Sep 15, 2023

Implementing a Python List in C: an introduction to pointers and dynamic memory management

If your experience in software development is restricted to high-level languages such as JavaScript and Python, you may have gaps in the understanding of some fundamental concepts behind common data structures, like “dictionaries” and “lists”. I’m not saying that abstractions are bad, but it’s essential that you, as an engineer, understand the tools you’re using in your day-to-day work.

Take Python, for example. You can easily set up a list and append all sorts of stuff into it:

When you step down to a lower-level language like C, you realize things aren’t as straightforward as that. You can't just keep piling items into arrays indefinitely, and you certainly can't mix different data types together. Arrays in these languages have fixed sizes and can only hold elements of the same data type or size.

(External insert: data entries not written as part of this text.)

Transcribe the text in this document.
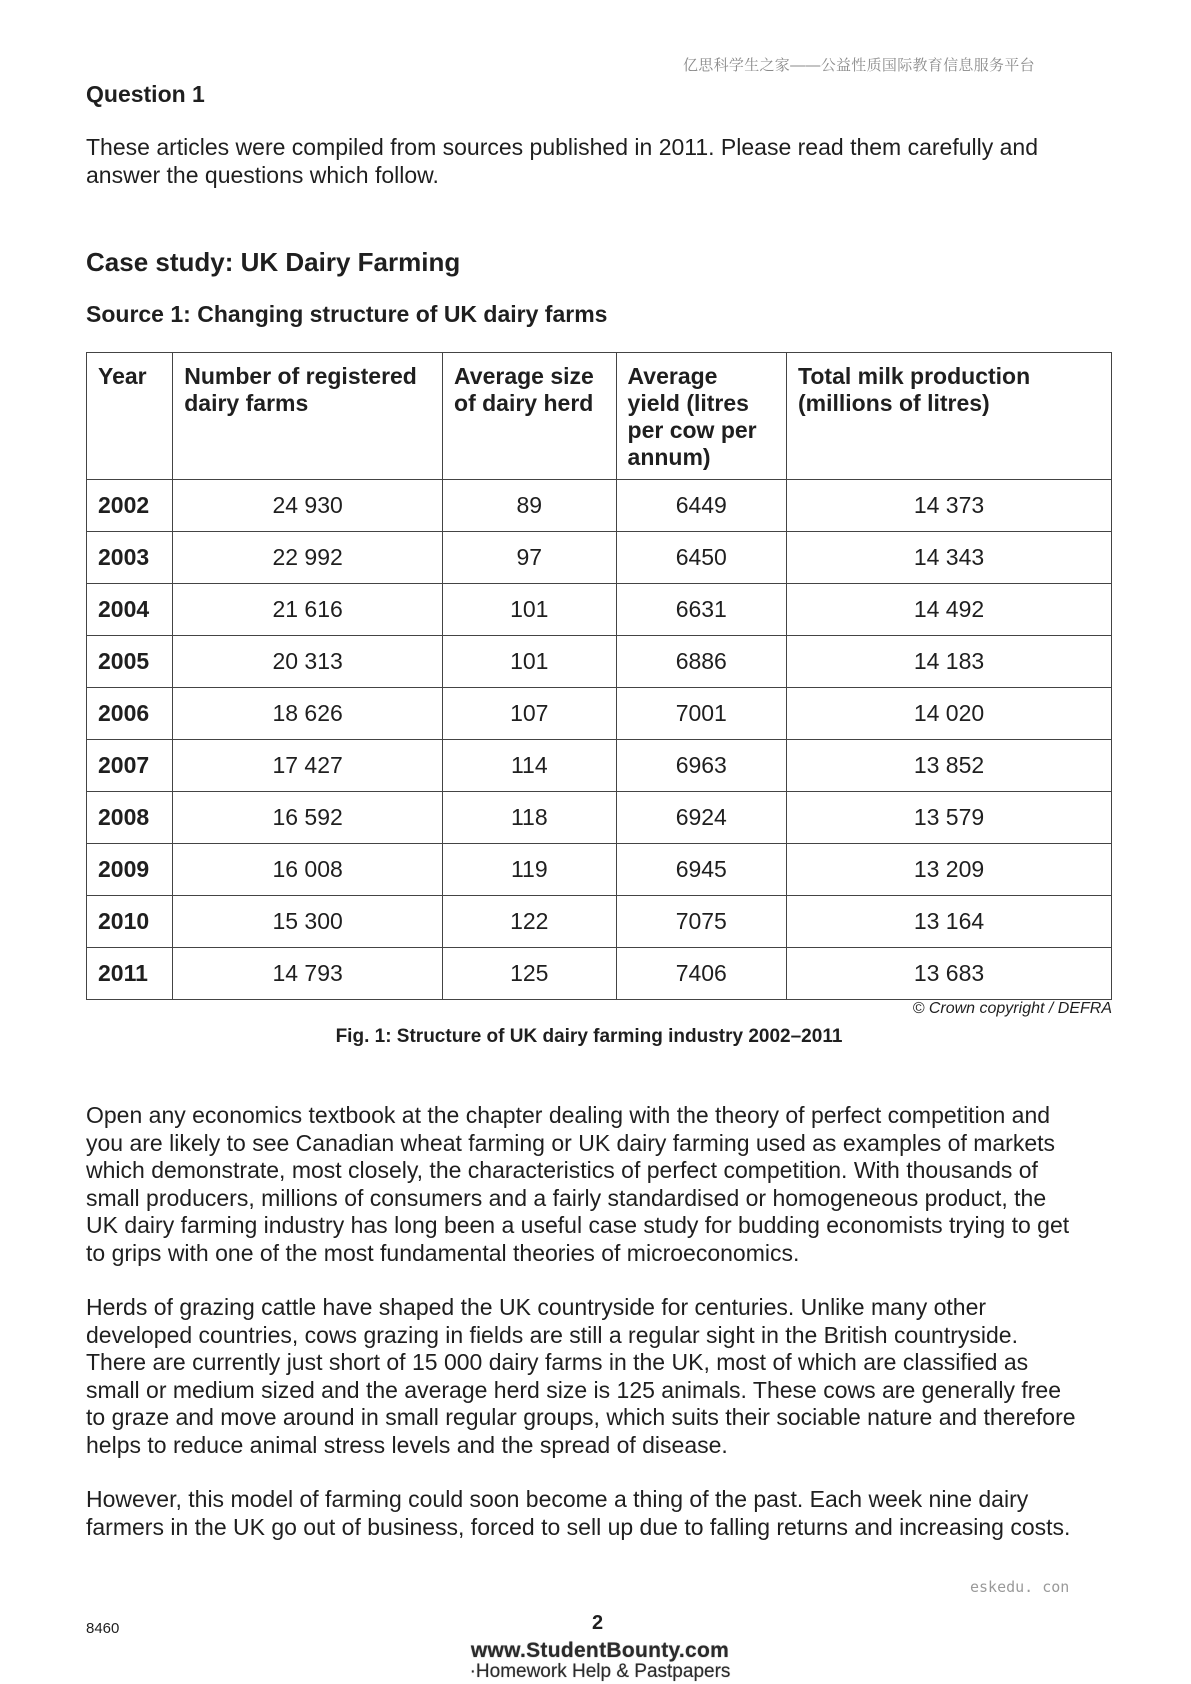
亿思科学生之家——公益性质国际教育信息服务平台
Question 1

These articles were compiled from sources published in 2011. Please read them carefully and answer the questions which follow.

Case study: UK Dairy Farming
Source 1: Changing structure of UK dairy farms
Year	Number of registered dairy farms	Average size of dairy herd	Average yield (litres per cow per annum)	Total milk production (millions of litres)
2002	24 930	89	6449	14 373
2003	22 992	97	6450	14 343
2004	21 616	101	6631	14 492
2005	20 313	101	6886	14 183
2006	18 626	107	7001	14 020
2007	17 427	114	6963	13 852
2008	16 592	118	6924	13 579
2009	16 008	119	6945	13 209
2010	15 300	122	7075	13 164
2011	14 793	125	7406	13 683
© Crown copyright / DEFRA
Fig. 1: Structure of UK dairy farming industry 2002–2011

Open any economics textbook at the chapter dealing with the theory of perfect competition and
you are likely to see Canadian wheat farming or UK dairy farming used as examples of markets
which demonstrate, most closely, the characteristics of perfect competition. With thousands of
small producers, millions of consumers and a fairly standardised or homogeneous product, the
UK dairy farming industry has long been a useful case study for budding economists trying to get
to grips with one of the most fundamental theories of microeconomics.

Herds of grazing cattle have shaped the UK countryside for centuries. Unlike many other
developed countries, cows grazing in fields are still a regular sight in the British countryside.
There are currently just short of 15 000 dairy farms in the UK, most of which are classified as
small or medium sized and the average herd size is 125 animals. These cows are generally free
to graze and move around in small regular groups, which suits their sociable nature and therefore
helps to reduce animal stress levels and the spread of disease.

However, this model of farming could soon become a thing of the past. Each week nine dairy
farmers in the UK go out of business, forced to sell up due to falling returns and increasing costs.

eskedu. con
8460	2
www.StudentBounty.com
·Homework Help & Pastpapers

In this post, we'll dive into why arrays, by definition, must have fixed sizes and uniform data types. Then we will implement a basic version of a Python list in C [1], shedding light on the fundamental concepts used by modern high-level languages to implement dynamic and multi-typed arrays.

Why must arrays be homogeneous?

One of the main advantages of arrays is the access time. It doesn't matter whether you try to access an item at index 8000 or index 1, both lookups are bounded above by a constant time, regardless of the element's position or how big is the array.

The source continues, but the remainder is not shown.